The ability to understand real-time insights into how the pandemic and lockdowns are impacting populations in social as well as financial terms is important information, and in stark contrast to the usual backward looking numbers which can be out-of-date, almost as soon as they arrive. In the case of COVID-19, alternative data sets revealed that US travel sectors were down by up to 98 per cent, at the same time as grocery stores were experiencing a 97 per cent rise in year-on-year spending by March – before the first death was recorded in the country.
COVID-19 is a different kind of global crisis. It is health, rather than financial market based in origin, and it has unfolded with astounding speed, stopping global economies in their tracks almost overnight. On the other hand, financial crises are in senses similar – and unfortunately, occur regularly. This crisis has highlighted that, for scientific-based, quantitative investors, it is more important than ever to focus on data during a crisis and not to lose sight of research and process.
Why alternative data matters to investment
Regardless of investment strategy, active investment managers are all engaged in a hunt for alpha—or a return in excess of the market—which they hope to consistently produce for investors.
As quant-based, systematic investors, we do this by applying the quant and systematic tools and skill sets we have learned and honed in over 30 years of investing, to large data sets – this includes both traditional market data sets, as well as the growing number of alternative data sets. These skill sets include traditional data analysis methods, as well as newer ways of analysing vast quantities of data, including machine learning, artificial intelligence, natural language processing and neural networks, all of which help us analyse the vast quantities of data.
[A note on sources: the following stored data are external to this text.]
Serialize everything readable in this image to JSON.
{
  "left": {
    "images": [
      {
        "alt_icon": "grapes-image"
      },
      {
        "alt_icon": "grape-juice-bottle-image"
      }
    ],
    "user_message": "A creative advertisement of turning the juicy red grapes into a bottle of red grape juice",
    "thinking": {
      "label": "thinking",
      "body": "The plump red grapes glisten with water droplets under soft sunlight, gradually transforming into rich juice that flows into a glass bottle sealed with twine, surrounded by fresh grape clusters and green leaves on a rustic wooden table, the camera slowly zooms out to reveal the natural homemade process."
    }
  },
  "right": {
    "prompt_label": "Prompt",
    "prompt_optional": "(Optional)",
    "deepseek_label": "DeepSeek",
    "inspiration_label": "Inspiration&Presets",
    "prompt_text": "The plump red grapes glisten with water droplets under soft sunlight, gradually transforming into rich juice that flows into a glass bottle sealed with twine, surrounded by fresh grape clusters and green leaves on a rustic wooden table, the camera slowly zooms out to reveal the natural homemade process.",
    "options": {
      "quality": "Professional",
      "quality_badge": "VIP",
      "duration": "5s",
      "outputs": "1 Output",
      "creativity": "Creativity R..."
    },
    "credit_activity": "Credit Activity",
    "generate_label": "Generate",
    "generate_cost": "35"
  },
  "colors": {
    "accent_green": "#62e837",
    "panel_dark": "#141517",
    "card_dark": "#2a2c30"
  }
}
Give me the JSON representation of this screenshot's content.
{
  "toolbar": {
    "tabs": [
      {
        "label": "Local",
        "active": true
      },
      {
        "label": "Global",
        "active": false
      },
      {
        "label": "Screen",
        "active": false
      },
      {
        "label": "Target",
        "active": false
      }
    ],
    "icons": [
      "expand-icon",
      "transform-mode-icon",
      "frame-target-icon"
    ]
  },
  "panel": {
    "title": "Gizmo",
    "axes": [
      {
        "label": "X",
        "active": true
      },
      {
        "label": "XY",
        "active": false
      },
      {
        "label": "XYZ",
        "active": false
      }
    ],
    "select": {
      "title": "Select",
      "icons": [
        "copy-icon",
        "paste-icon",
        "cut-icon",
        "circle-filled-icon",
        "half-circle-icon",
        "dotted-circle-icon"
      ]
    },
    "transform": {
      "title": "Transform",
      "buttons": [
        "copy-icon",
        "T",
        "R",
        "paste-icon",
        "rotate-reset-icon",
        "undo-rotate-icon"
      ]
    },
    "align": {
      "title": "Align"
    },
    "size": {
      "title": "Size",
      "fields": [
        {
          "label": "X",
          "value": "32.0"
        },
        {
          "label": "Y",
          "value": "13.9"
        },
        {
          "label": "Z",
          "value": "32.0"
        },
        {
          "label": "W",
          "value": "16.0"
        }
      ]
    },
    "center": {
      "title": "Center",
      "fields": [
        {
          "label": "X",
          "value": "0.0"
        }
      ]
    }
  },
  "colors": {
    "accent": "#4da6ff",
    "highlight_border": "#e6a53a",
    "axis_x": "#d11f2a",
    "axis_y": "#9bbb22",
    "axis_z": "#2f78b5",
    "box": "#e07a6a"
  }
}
Financial markets evolve constantly, but history shows us that they do have a degree of predictability. The aim of analysing alternative data sets is to identify the patterns that are material to the financial markets, and to turn these into trading signals, and therefore new sources of alpha.
For quant-based alternative data strategies, the focus should always be on the data itself, how clean it is, what its statistical quality is, and how certain we are that the data and providers we use are the best and most reliable available. Ultimately, it is the quality of the data and of the investment process which results in good outcomes for investors.